Lors de la réforme de l'État de 1993, l'autonomie constitutive a été accordée à la Communauté flamande, à la Région wallonne et à la Communauté française. La majorité de l'époque n'a par contre pas jugé utile d'accorder également ce pouvoir d'auto-organisation à la Communauté germanophone.
Cette décision est assez incompréhensible, comme en témoignent les réactions d'une série de professeurs de droit public. À titre d'exemple, on peut citer Marc Uyttendaele qui écrit à ce sujet: « L'autonomie constitutive sur le plan institutionnel consacre l'abandon de la logique d'uniformité institutionnelle qui avait trouvé à s'appliquer depuis 1970. Respecte-t-elle le principe d'égalité ? Il est permis d'en douter... On n'aperçoit pas les raisons pour lesquelles elle [la Communauté germanophone] est privée d'un droit à l'auto-organisation. »
Karel Rimanque abonde dans le même sens:
« De omstandigheid dat zij [de Duitstalige Gemeenschap] kleiner is qua bevolking en territoriale bevoegdheidssfeer dan de andere gemeenschappen kan op zich deze ongelijke behandeling niet verantwoorden. Aan een gemeenschap waaraan wel uitgebreide verdragsbevoegdheid werd toegekend, de door de bijzondere wet omschreven bescheiden institutionele autonomie onthouden, is o.i. niet bijzonder consistent. Wanneer de algemene, zij het relatieve criteria voor de toepassing van het gelijkheidsbeginsel op dit onderscheid worden toegepast, kan men moeilijk tot een andere conclusie komen, dan de vaststelling dat een redelijke verantwoording niet kan worden aangetoond. »
Dans de nombreuses prises de position qui ont d'ailleurs été toutes adoptées à l'unanimité, le Parlement de la Communauté germanophone s'est rallié à ce point de vue estimant que le refus d'accorder ce pouvoir d'auto-organisation constitue un traitement inégal, injustifiable et peu conforme à la structure fédérale de l'État, telle quelle est consacrée par la Constitution (cf. par exemple la note du 26 octobre 1998 et la résolution du 17 février 2003).
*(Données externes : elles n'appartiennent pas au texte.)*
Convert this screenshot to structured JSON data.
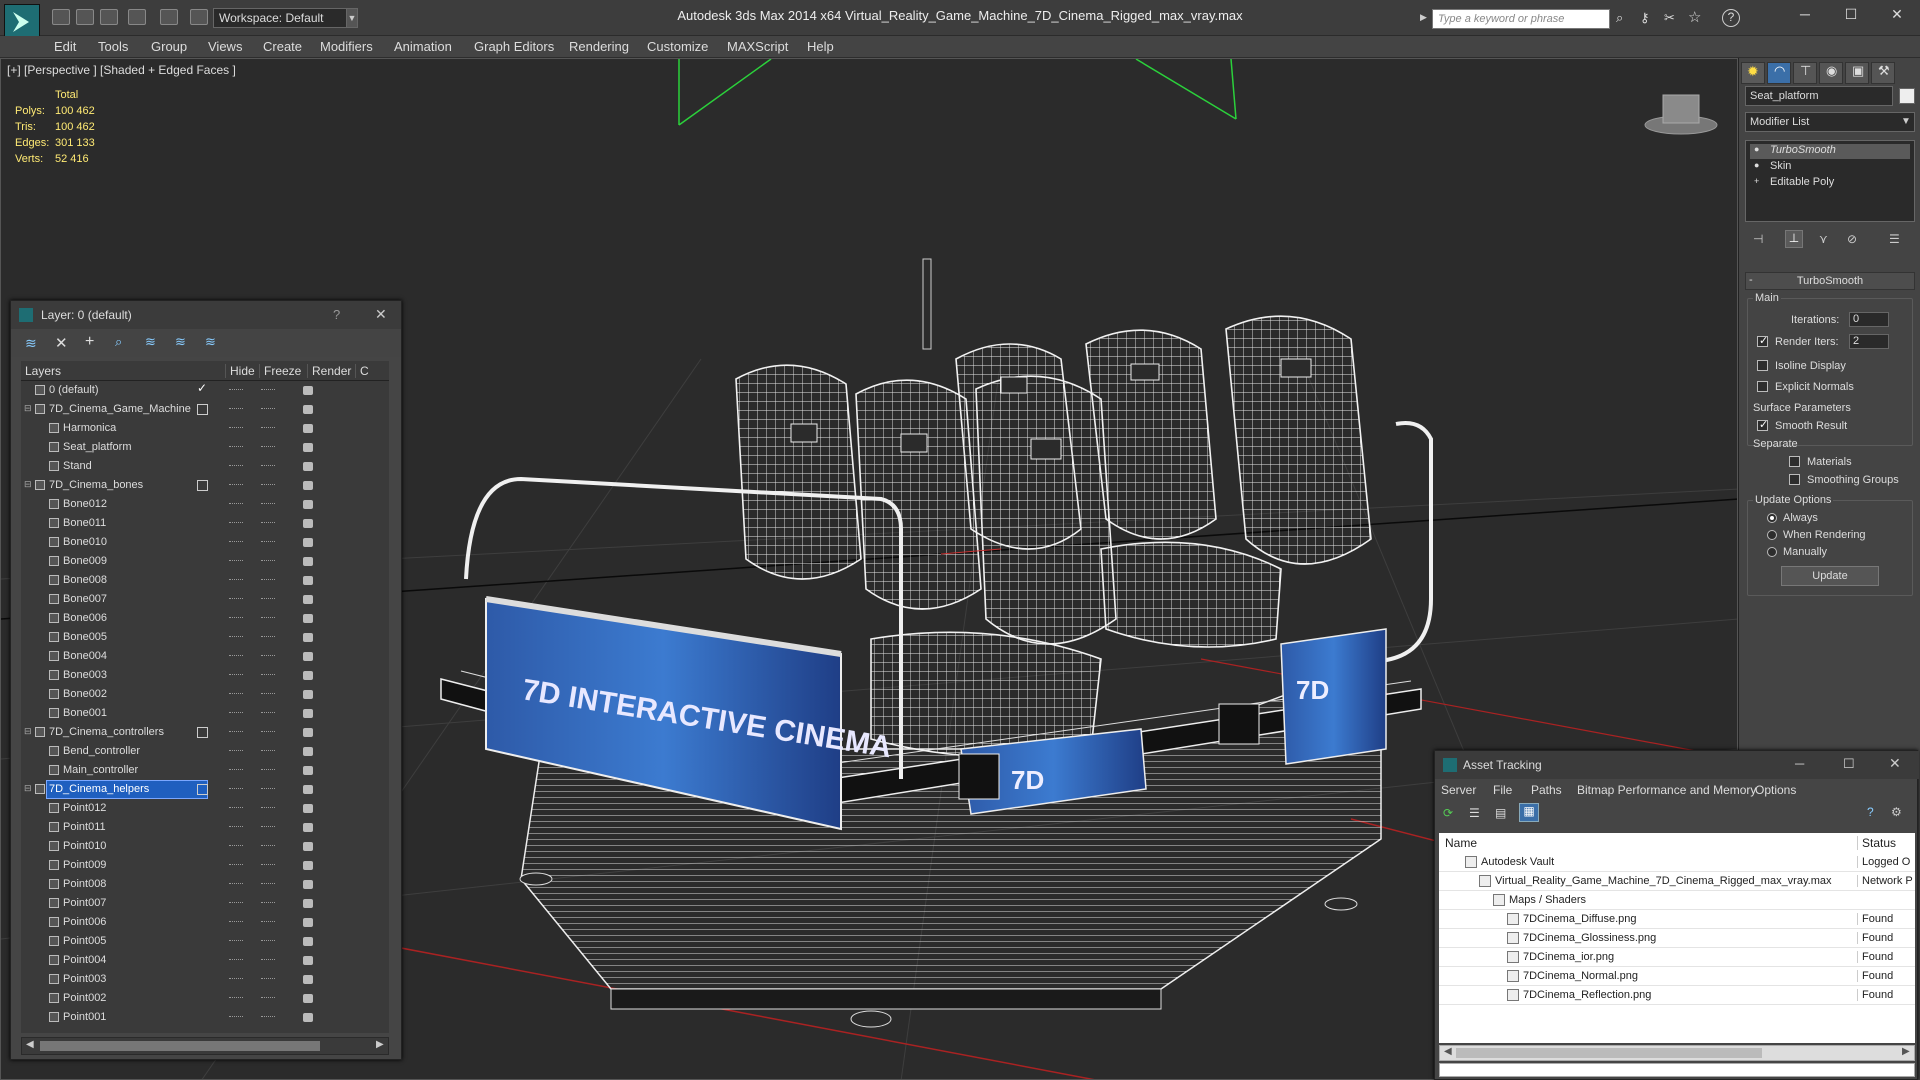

Il faut en outre attirer l'attention sur le fait que la Communauté germanophone ne dispose pas des mêmes possibilités que les autres communautés pour influer le cours des choses au niveau fédéral. Sur le plan politique, cette situation découle tout naturellement de la taille réduite de la Communauté germanophone et du poids politique limité que cela implique. Il est en conséquence d'autant plus regrettable que, sur le plan institutionnel, la Communauté germanophone ne soit représentée au Parlement fédéral de manière garantie que par le seul sénateur que le Parlement élit en son sein. Étant de ce fait d'une certaine manière isolé, celui-ci éprouvera sans doute des difficultés pour mettre en marche le processus législatif indispensable pour apporter des changements relatifs à l'organisation des organes de la Communauté germanophone.
Si on estime par exemple du côté de la Communauté germanophone qu'un changement en matière de composition ou de fonctionnement de ses organes devrait intervenir, elle risque d'être doublement pénalisée quant à la réalisation de ce projet. D'abord parce que son Conseil ne dispose pas de l'autonomie constitutive qui lui permettrait d'agir de manière autonome et libre; ensuite parce que les moyens de persuader le pouvoir fédéral du bien-fondé du changement souhaité sont limités.
Enfin, il ne faut pas négliger les effets néfastes que le maintien du refus d'accorder l'autonomie constitutive pourrait engendrer. En effet, le fait de ne pas attribuer ce pouvoir pourrait facilement être perçu comme signe de méfiance à l'égard d'une minorité et de ses organes qui, depuis maintenant trente ans, ont prouvé qu'ils exercent de manière raisonnable et modérée l'autonomie accordée.
Il est donc judicieux de mettre fin à cette situation injustifiable.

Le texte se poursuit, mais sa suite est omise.